I needed more monster destruction, so I went with Reptilicus (1961). This movie only got on my radar when I picked up a copy at a local Blockbuster Video when it is was closing out. Again, going in with lower expectations, I was pleasantly surprised. It was originally a Danish film directed by Poul Bang and remade with much of the same cast in English, this time directed by Sidney Pink. American International Pictures eventually had to call in the original screenwriter, Ib Melchior, to help it out so it was acceptable enough for a 1962 release. Essentially, Reptilicus is a winged dinosaur who terrorizes Copenhagen, which in itself is a unique locale. Tokyo finally got a break from the mass destruction! Our movie begins with a group of drillers who inadvertently drill into the frozen body of a dinosaur, only to discover that the chunk of tail they eventually recover can replicate itself. A reporter nicknames it Reptilicus and the scientists go with the name. Soon, Reptilicus grows into a full-blown creature and the mass destruction begins. Reportedly, some 900,000 extras were used as they were seen fleeing the city as landmarks such as the Langebro bridge and Tivoli are threatened. While Reptilicus is simply a marionette, the battle sequences actually work and are quite entertaining. Unfortunately, there is a green acid effect added that is really nothing more than animation. The end result is rather cheap looking. The acting, while not horrible, is not award-winning either. Turn your brain off at the door and enjoy it for the mindless fun it offers. Sadly, the MGM Midnite Movies DVD is long out-of-print. So again, plan on paying a little more to obtain a copy. Or you can watch it for free on YouTube. Either way, have fun with it.

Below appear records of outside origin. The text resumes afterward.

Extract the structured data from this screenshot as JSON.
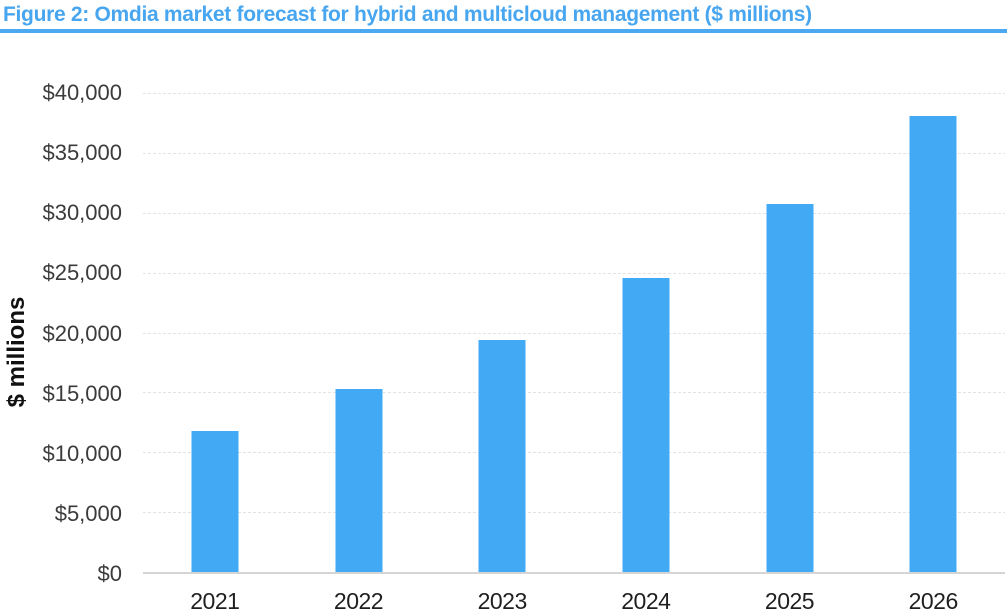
{
  "title": "Figure 2: Omdia market forecast for hybrid and multicloud management ($ millions)",
  "colors": {
    "title_blue": "#47A6EF",
    "underline_blue": "#4AA9F0",
    "bar_blue": "#42A9F4",
    "gridline_gray": "#E3E3E3",
    "axis_gray": "#D5D5D5",
    "tick_text": "#3b3b3b"
  },
  "chart_data": {
    "type": "bar",
    "title": "Figure 2: Omdia market forecast for hybrid and multicloud management ($ millions)",
    "categories": [
      "2021",
      "2022",
      "2023",
      "2024",
      "2025",
      "2026"
    ],
    "values": [
      11800,
      15250,
      19350,
      24550,
      30700,
      38100
    ],
    "xlabel": "",
    "ylabel": "$ millions",
    "ylim": [
      0,
      40000
    ],
    "ytick_step": 5000,
    "ytick_labels": [
      "$0",
      "$5,000",
      "$10,000",
      "$15,000",
      "$20,000",
      "$25,000",
      "$30,000",
      "$35,000",
      "$40,000"
    ],
    "grid": true,
    "legend": false,
    "bar_color": "#42A9F4"
  }
}
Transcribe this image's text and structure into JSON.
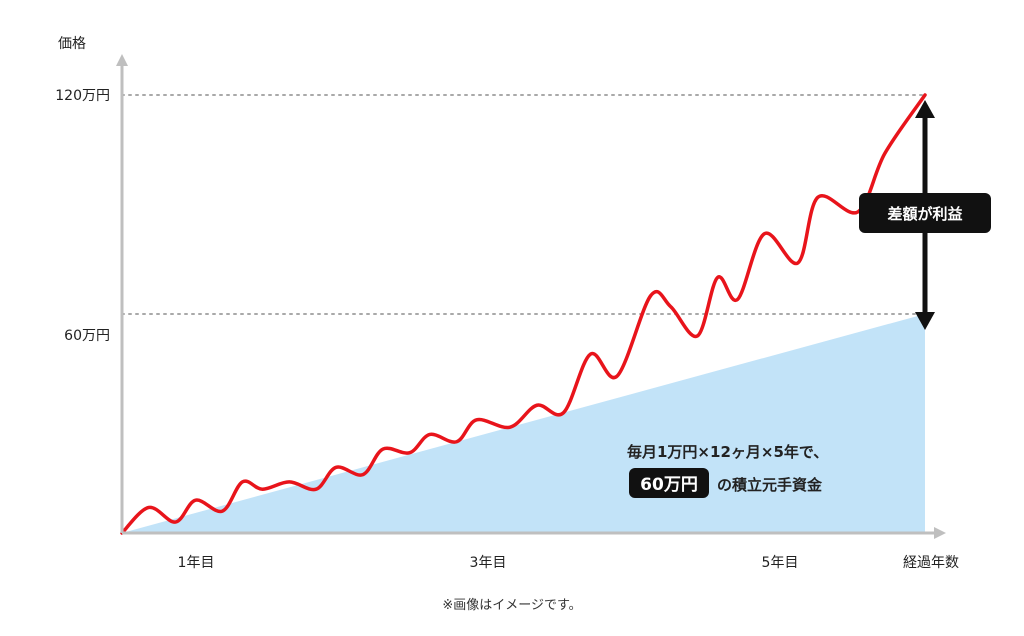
{
  "chart_data": {
    "type": "area",
    "ylabel": "価格",
    "xlabel": "経過年数",
    "x_ticks": [
      "1年目",
      "3年目",
      "5年目"
    ],
    "y_ticks": [
      "60万円",
      "120万円"
    ],
    "ylim": [
      0,
      120
    ],
    "xlim_years": [
      0,
      6
    ],
    "series": [
      {
        "type": "area",
        "color": "#c2e3f8",
        "x": [
          0,
          6
        ],
        "y": [
          0,
          60
        ]
      },
      {
        "type": "line",
        "color": "#e8141b",
        "x": [
          0,
          0.2,
          0.4,
          0.55,
          0.75,
          0.9,
          1.05,
          1.25,
          1.45,
          1.6,
          1.8,
          1.95,
          2.15,
          2.3,
          2.5,
          2.65,
          2.9,
          3.1,
          3.3,
          3.5,
          3.7,
          3.95,
          4.1,
          4.3,
          4.45,
          4.6,
          4.8,
          5.05,
          5.2,
          5.5,
          5.7,
          6.0
        ],
        "y": [
          0,
          7,
          3,
          9,
          6,
          14,
          12,
          14,
          12,
          18,
          16,
          23,
          22,
          27,
          25,
          31,
          29,
          35,
          33,
          49,
          43,
          65,
          62,
          54,
          70,
          64,
          82,
          74,
          92,
          88,
          104,
          120
        ]
      }
    ],
    "annotations": {
      "gap_label": "差額が利益",
      "principal_line1": "毎月1万円×12ヶ月×5年で、",
      "principal_badge": "60万円",
      "principal_line2": "の積立元手資金"
    }
  },
  "footnote": "※画像はイメージです。"
}
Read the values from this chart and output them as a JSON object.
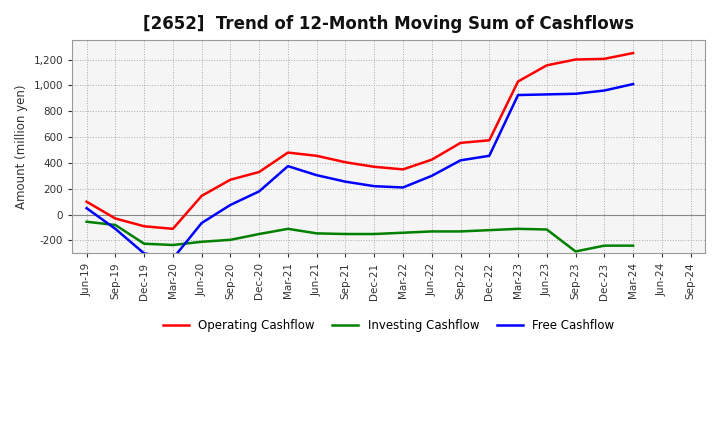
{
  "title": "[2652]  Trend of 12-Month Moving Sum of Cashflows",
  "ylabel": "Amount (million yen)",
  "ylim": [
    -300,
    1350
  ],
  "yticks": [
    -200,
    0,
    200,
    400,
    600,
    800,
    1000,
    1200
  ],
  "background_color": "#ffffff",
  "plot_bg_color": "#f5f5f5",
  "x_labels": [
    "Jun-19",
    "Sep-19",
    "Dec-19",
    "Mar-20",
    "Jun-20",
    "Sep-20",
    "Dec-20",
    "Mar-21",
    "Jun-21",
    "Sep-21",
    "Dec-21",
    "Mar-22",
    "Jun-22",
    "Sep-22",
    "Dec-22",
    "Mar-23",
    "Jun-23",
    "Sep-23",
    "Dec-23",
    "Mar-24",
    "Jun-24",
    "Sep-24"
  ],
  "operating": [
    100,
    -30,
    -90,
    -110,
    145,
    270,
    330,
    480,
    455,
    405,
    370,
    350,
    425,
    555,
    575,
    1030,
    1155,
    1200,
    1205,
    1250,
    null,
    null
  ],
  "investing": [
    -55,
    -80,
    -225,
    -235,
    -210,
    -195,
    -150,
    -110,
    -145,
    -150,
    -150,
    -140,
    -130,
    -130,
    -120,
    -110,
    -115,
    -285,
    -240,
    -240,
    null,
    null
  ],
  "free": [
    50,
    -110,
    -300,
    -340,
    -65,
    75,
    180,
    375,
    305,
    255,
    220,
    210,
    300,
    420,
    455,
    925,
    930,
    935,
    960,
    1010,
    null,
    null
  ],
  "op_color": "#ff0000",
  "inv_color": "#008000",
  "free_color": "#0000ff",
  "line_width": 1.8,
  "legend_labels": [
    "Operating Cashflow",
    "Investing Cashflow",
    "Free Cashflow"
  ]
}
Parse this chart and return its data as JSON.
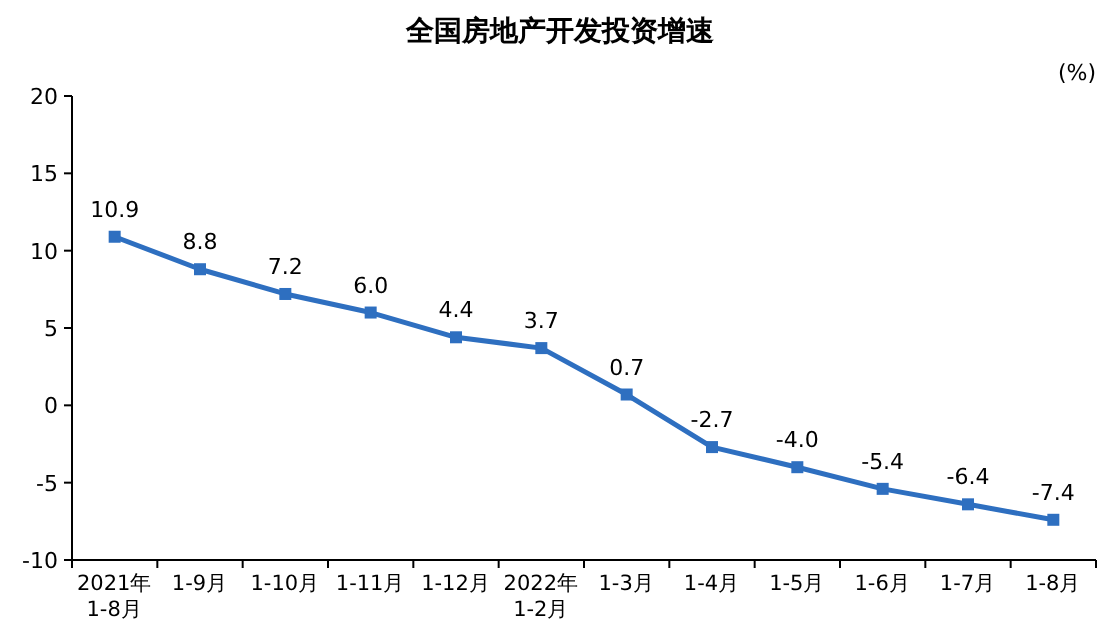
{
  "chart_data": {
    "type": "line",
    "title": "全国房地产开发投资增速",
    "ylabel": "(%)",
    "categories": [
      "2021年\n1-8月",
      "1-9月",
      "1-10月",
      "1-11月",
      "1-12月",
      "2022年\n1-2月",
      "1-3月",
      "1-4月",
      "1-5月",
      "1-6月",
      "1-7月",
      "1-8月"
    ],
    "values": [
      10.9,
      8.8,
      7.2,
      6.0,
      4.4,
      3.7,
      0.7,
      -2.7,
      -4.0,
      -5.4,
      -6.4,
      -7.4
    ],
    "value_labels": [
      "10.9",
      "8.8",
      "7.2",
      "6.0",
      "4.4",
      "3.7",
      "0.7",
      "-2.7",
      "-4.0",
      "-5.4",
      "-6.4",
      "-7.4"
    ],
    "color": "#2e6fc0",
    "marker": "square",
    "ylim": [
      -10,
      20
    ],
    "yticks": [
      -10,
      -5,
      0,
      5,
      10,
      15,
      20
    ]
  }
}
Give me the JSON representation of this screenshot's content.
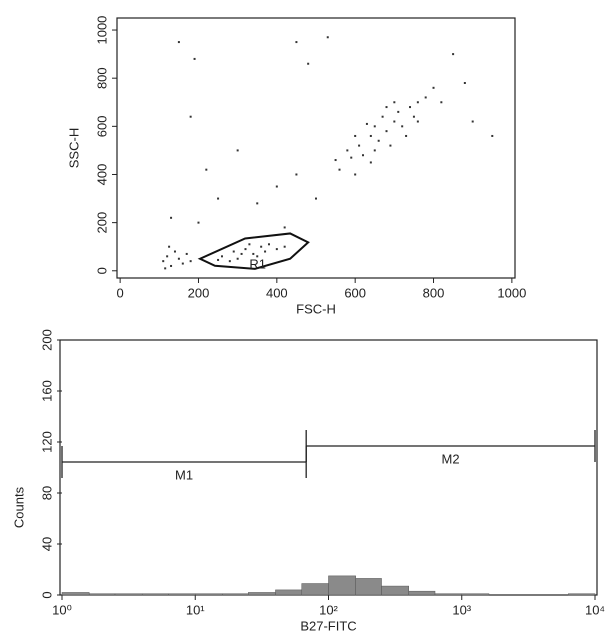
{
  "chart_data": [
    {
      "type": "scatter",
      "xlabel": "FSC-H",
      "ylabel": "SSC-H",
      "color": "#333333",
      "xlim": [
        -8,
        1008
      ],
      "xticks": [
        0,
        200,
        400,
        600,
        800,
        1000
      ],
      "ylim": [
        -30,
        1050
      ],
      "yticks": [
        0,
        200,
        400,
        600,
        800,
        1000
      ],
      "x": [
        560,
        590,
        610,
        620,
        640,
        650,
        660,
        680,
        700,
        710,
        720,
        740,
        750,
        760,
        780,
        600,
        630,
        670,
        690,
        730,
        580,
        550,
        800,
        820,
        700,
        650,
        640,
        600,
        760,
        680,
        260,
        290,
        320,
        340,
        360,
        380,
        300,
        350,
        400,
        420,
        280,
        330,
        370,
        250,
        310,
        110,
        120,
        130,
        140,
        150,
        115,
        125,
        160,
        170,
        180,
        200,
        250,
        350,
        400,
        450,
        300,
        150,
        450,
        180,
        220,
        500,
        850,
        900,
        950,
        480,
        530,
        880,
        420,
        130,
        190
      ],
      "y": [
        420,
        470,
        520,
        480,
        560,
        600,
        540,
        580,
        620,
        660,
        600,
        680,
        640,
        700,
        720,
        560,
        610,
        640,
        520,
        560,
        500,
        460,
        760,
        700,
        700,
        500,
        450,
        400,
        620,
        680,
        60,
        80,
        90,
        70,
        100,
        110,
        50,
        60,
        90,
        100,
        40,
        110,
        80,
        45,
        70,
        40,
        60,
        20,
        80,
        50,
        10,
        100,
        30,
        70,
        40,
        200,
        300,
        280,
        350,
        400,
        500,
        950,
        950,
        640,
        420,
        300,
        900,
        620,
        560,
        860,
        970,
        780,
        180,
        220,
        880
      ],
      "gate": {
        "label": "R1",
        "x": [
          204,
          319,
          434,
          480,
          434,
          344,
          242
        ],
        "y": [
          50,
          134,
          155,
          118,
          50,
          8,
          21
        ]
      }
    },
    {
      "type": "histogram",
      "xlabel": "B27-FITC",
      "ylabel": "Counts",
      "color": "#8a8a8a",
      "log_x": true,
      "xlim": [
        1,
        10000
      ],
      "xticks": [
        {
          "value": 1,
          "label": "10⁰"
        },
        {
          "value": 10,
          "label": "10¹"
        },
        {
          "value": 100,
          "label": "10²"
        },
        {
          "value": 1000,
          "label": "10³"
        },
        {
          "value": 10000,
          "label": "10⁴"
        }
      ],
      "ylim": [
        0,
        200
      ],
      "yticks": [
        0,
        40,
        80,
        120,
        160,
        200
      ],
      "bins": [
        1,
        1.6,
        2.5,
        4,
        6.3,
        10,
        16,
        25,
        40,
        63,
        100,
        160,
        250,
        400,
        630,
        1000,
        1600,
        2500,
        4000,
        6300,
        10000
      ],
      "counts": [
        2,
        1,
        1,
        1,
        1,
        1,
        1,
        2,
        4,
        9,
        15,
        13,
        7,
        3,
        1,
        1,
        0,
        0,
        0,
        1
      ],
      "markers": [
        {
          "label": "M1",
          "range": [
            1,
            68
          ]
        },
        {
          "label": "M2",
          "range": [
            68,
            10000
          ]
        }
      ]
    }
  ]
}
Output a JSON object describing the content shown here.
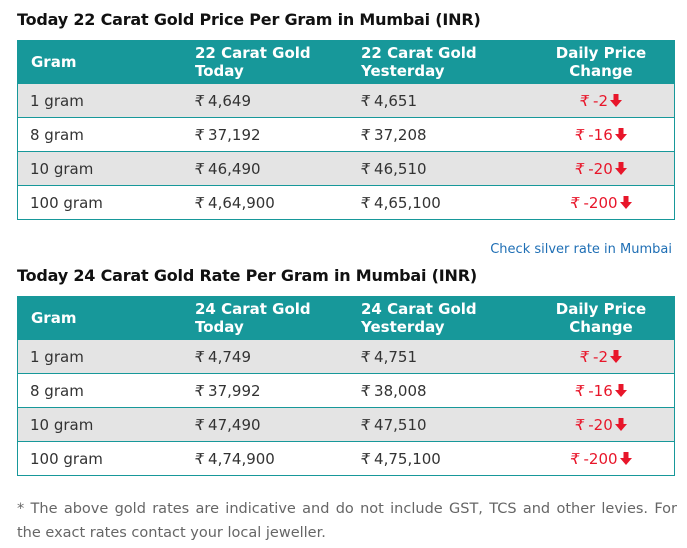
{
  "table1": {
    "title": "Today 22 Carat Gold Price Per Gram in Mumbai (INR)",
    "headers": {
      "gram": "Gram",
      "today_line1": "22 Carat Gold",
      "today_line2": "Today",
      "yesterday_line1": "22 Carat Gold",
      "yesterday_line2": "Yesterday",
      "change": "Daily Price Change"
    },
    "rows": [
      {
        "gram": "1 gram",
        "today": "4,649",
        "yesterday": "4,651",
        "change": "-2"
      },
      {
        "gram": "8 gram",
        "today": "37,192",
        "yesterday": "37,208",
        "change": "-16"
      },
      {
        "gram": "10 gram",
        "today": "46,490",
        "yesterday": "46,510",
        "change": "-20"
      },
      {
        "gram": "100 gram",
        "today": "4,64,900",
        "yesterday": "4,65,100",
        "change": "-200"
      }
    ]
  },
  "silver_link": "Check silver rate in Mumbai",
  "table2": {
    "title": "Today 24 Carat Gold Rate Per Gram in Mumbai (INR)",
    "headers": {
      "gram": "Gram",
      "today_line1": "24 Carat Gold",
      "today_line2": "Today",
      "yesterday_line1": "24 Carat Gold",
      "yesterday_line2": "Yesterday",
      "change": "Daily Price Change"
    },
    "rows": [
      {
        "gram": "1 gram",
        "today": "4,749",
        "yesterday": "4,751",
        "change": "-2"
      },
      {
        "gram": "8 gram",
        "today": "37,992",
        "yesterday": "38,008",
        "change": "-16"
      },
      {
        "gram": "10 gram",
        "today": "47,490",
        "yesterday": "47,510",
        "change": "-20"
      },
      {
        "gram": "100 gram",
        "today": "4,74,900",
        "yesterday": "4,75,100",
        "change": "-200"
      }
    ]
  },
  "currency_symbol": "₹",
  "footnote": "* The above gold rates are indicative and do not include GST, TCS and other levies. For the exact rates contact your local jeweller.",
  "colors": {
    "header": "#17989a",
    "row_alt": "#e4e4e4",
    "down": "#e8162a",
    "link": "#1f6fb5"
  },
  "icons": {
    "change_direction": "down-arrow-icon"
  }
}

I wanted one more monster to wrap up the day. Unfortunately, I chose Curucu, Beast of the Amazon (1956). I went in blind on this one and this was clearly one of those times I should have at least checked out iMDB first. Let me save you some time. There is no monster at all. It’s a cheat as it turns out to be a native in disguise. What you get are some jungle sequences, a lackluster romantic storyline and a whole lot of nothing. A major letdown. Avoid at all costs. Stick with Gamera, Godzilla and Reptilicus and you’ll have a perfect trifecta for your own monster movie marathon.